# needed: linkage design ideas



## skorch (Oct 17, 2007)

Greetings all, this is my very first post here. I am looking to make a monster in a box prop but I want to have more than the lid slamming up and down. I have been searching for a way to have a rocking motion as well as the lid slamming but with no luck. I am hoping to accomplish this all from a single wiper motor. I was thinking about having dual pushrods (one pushing the lid the other lifting the box off the ground) following a single cam but I am not so sure about the reliability of that design. Any thoughts are greatly appreciated. Thanks!


----------



## ScareFX (Aug 18, 2004)

Scary Terry used a wiper motor for rocking in his coffin project. That might give you some ideas.

http://www.scary-terry.com/kitsinkcoffin/coffinrocker.htm

And welcome to the forum.


----------



## dave the dead (Jan 31, 2007)

I have a MIB prop that uses a large cam to lift the lid and shake the front panel. If you would place a pivot point under the box to sort of balance it, the shaking motion of the lid should give enough force to rock the box without addind a linkage....just a thought....


----------



## gmacted (Jan 18, 2006)

Check out this thread. It should have the information you are looking for.

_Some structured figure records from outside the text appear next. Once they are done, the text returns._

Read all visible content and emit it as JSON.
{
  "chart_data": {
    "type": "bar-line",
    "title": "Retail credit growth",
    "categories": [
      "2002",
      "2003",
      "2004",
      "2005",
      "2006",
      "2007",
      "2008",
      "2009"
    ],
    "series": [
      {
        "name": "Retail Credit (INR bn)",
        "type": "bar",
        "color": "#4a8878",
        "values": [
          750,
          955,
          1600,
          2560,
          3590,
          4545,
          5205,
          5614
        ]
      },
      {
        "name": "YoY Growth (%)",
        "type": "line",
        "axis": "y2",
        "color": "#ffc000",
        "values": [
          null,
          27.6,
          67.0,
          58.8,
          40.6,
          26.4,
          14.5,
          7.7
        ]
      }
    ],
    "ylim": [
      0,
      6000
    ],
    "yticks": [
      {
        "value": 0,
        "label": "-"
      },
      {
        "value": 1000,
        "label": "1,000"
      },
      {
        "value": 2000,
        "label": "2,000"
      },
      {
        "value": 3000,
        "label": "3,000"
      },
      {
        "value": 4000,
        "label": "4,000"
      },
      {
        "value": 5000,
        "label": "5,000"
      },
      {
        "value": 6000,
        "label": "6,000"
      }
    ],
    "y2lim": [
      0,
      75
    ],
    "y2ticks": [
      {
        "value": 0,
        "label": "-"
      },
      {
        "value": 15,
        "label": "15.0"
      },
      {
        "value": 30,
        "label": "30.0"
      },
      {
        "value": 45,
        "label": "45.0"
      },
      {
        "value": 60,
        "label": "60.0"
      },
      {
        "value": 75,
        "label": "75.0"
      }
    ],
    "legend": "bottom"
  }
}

By the way, I upgraded the speakers in my creature crate this year, so the sound will be much louder.


----------



## ScareFX (Aug 18, 2004)

I'd forgotten about your great prop from last year gmacted. That was very nice work.


----------



## gmacted (Jan 18, 2006)

ScareFX said:


> I'd forgotten about your great prop from last year gmacted. That was very nice work.


ScareFX,

Thanks for the compliment. Everyone enjoyed it last year.

By the way, thanks for the idea of the dungeon cage. I made one frightfully similar. As they say, imitation is the highest form of flattery.


----------